Compared to what Herzog has jammed in willy-nilly from modern-day, the caves are nearly heartbreakingly beautiful. Huge, soaring chambers dripping glittering stalactites, paved with shining bones and boulders and skulls; tightly clustered alcoves like a bunch of grapes, curtained with shimmering ivory waves of calcite frozen in time and space — and weaving through it all: the paintings. I don't know how to describe their wonder. Imagine our ancestors standing there with red ochre and charcoal and scratching stones to hand, the weakly flickering torchlight barely pressing back the warm and womb-like darkness, creating startlingly accurate and beautiful renditions of the animals which inhabit their environment — including the dangerous cave bears which frequent the very cave they stand in — and all this occurring unimaginable thousands of years ago… I don't have the words to share.

Even in the movie some of that unwitting reverence was visible, when they talked about how some of the chambers were so huge that people felt dwarfed. In underground spaces that large, the narrator said they felt a sense of wariness, of being watched, as if the ancient painters were still there and were simply silently, patiently waiting for the modern intruders to depart, so they could return to their art. More than one person noted it was a relief to re-surface, in fact.

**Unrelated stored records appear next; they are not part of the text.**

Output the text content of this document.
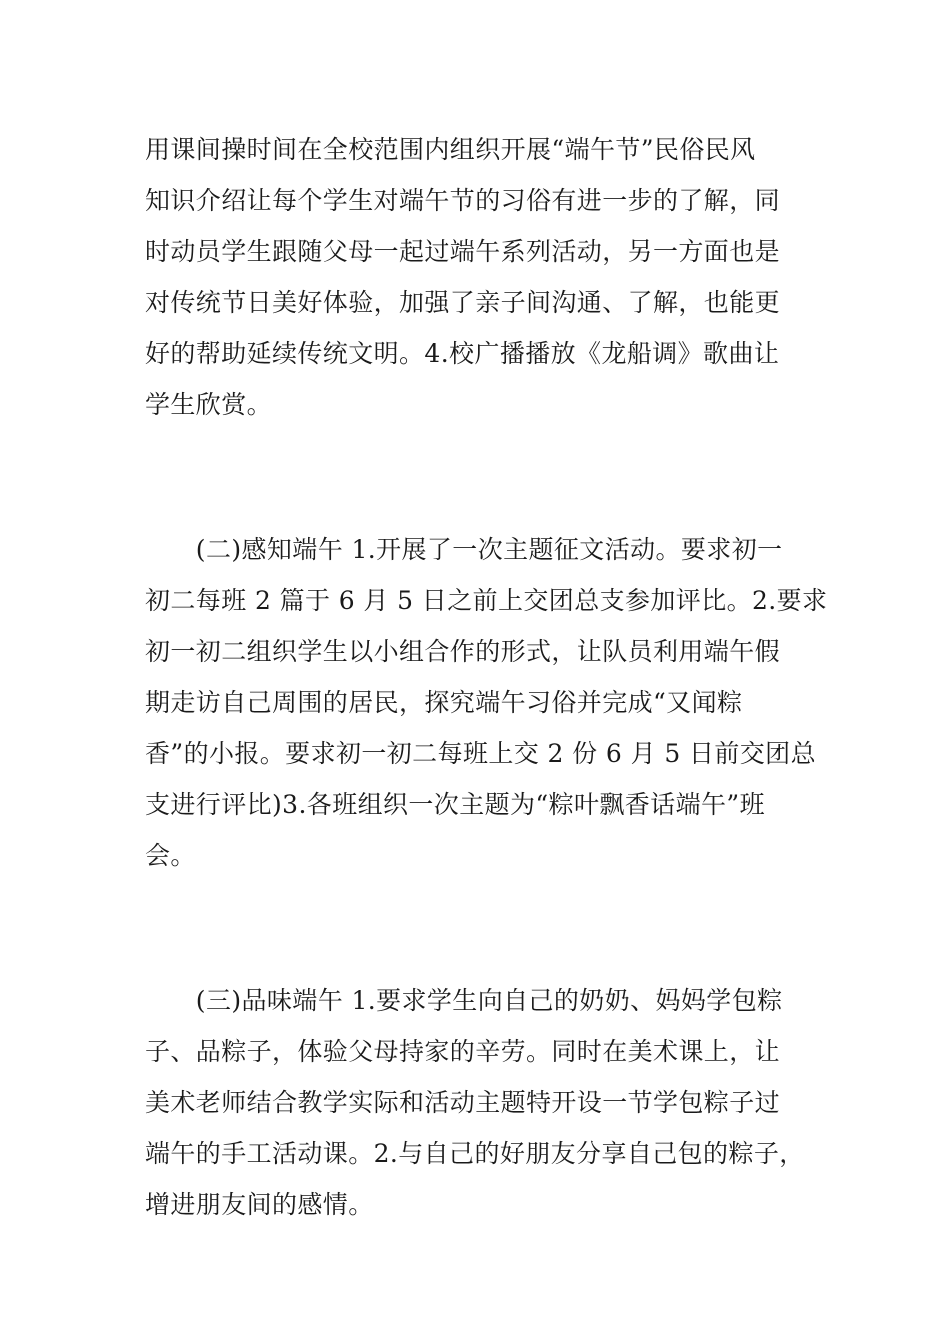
用课间操时间在全校范围内组织开展“端午节”民俗民风
知识介绍让每个学生对端午节的习俗有进一步的了解，同
时动员学生跟随父母一起过端午系列活动，另一方面也是
对传统节日美好体验，加强了亲子间沟通、了解，也能更
好的帮助延续传统文明。4.校广播播放《龙船调》歌曲让
学生欣赏。
　　(二)感知端午 1.开展了一次主题征文活动。要求初一
初二每班 2 篇于 6 月 5 日之前上交团总支参加评比。2.要求
初一初二组织学生以小组合作的形式，让队员利用端午假
期走访自己周围的居民，探究端午习俗并完成“又闻粽
香”的小报。要求初一初二每班上交 2 份 6 月 5 日前交团总
支进行评比)3.各班组织一次主题为“粽叶飘香话端午”班
会。
　　(三)品味端午 1.要求学生向自己的奶奶、妈妈学包粽
子、品粽子，体验父母持家的辛劳。同时在美术课上，让
美术老师结合教学实际和活动主题特开设一节学包粽子过
端午的手工活动课。2.与自己的好朋友分享自己包的粽子，
增进朋友间的感情。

I was fascinated to realize, as I peered intently at the beautiful painted images flashed on the screen, that this sort of art would teach its viewers to look hard for more than just the central characters. Almost always there are faint other traces trailed nearby or lightly crossing heavier lines, tantalizingly hinting at other half hidden, partial creatures within the artwork as well. I found myself wondering: was this a form of visual training for the harsh realities of life outside the cave, where animals (both potential food and predator) are often camouflaged and very hard to see? Curiously, there was a high percentage of the possible food animals which appeared pregnant, as well: ibex, aurochs, wisent, horses, and rhinos. I don't recall any pregnant lionesses, though. Could this be a visual prayer for the fecundity necessary for survival back then?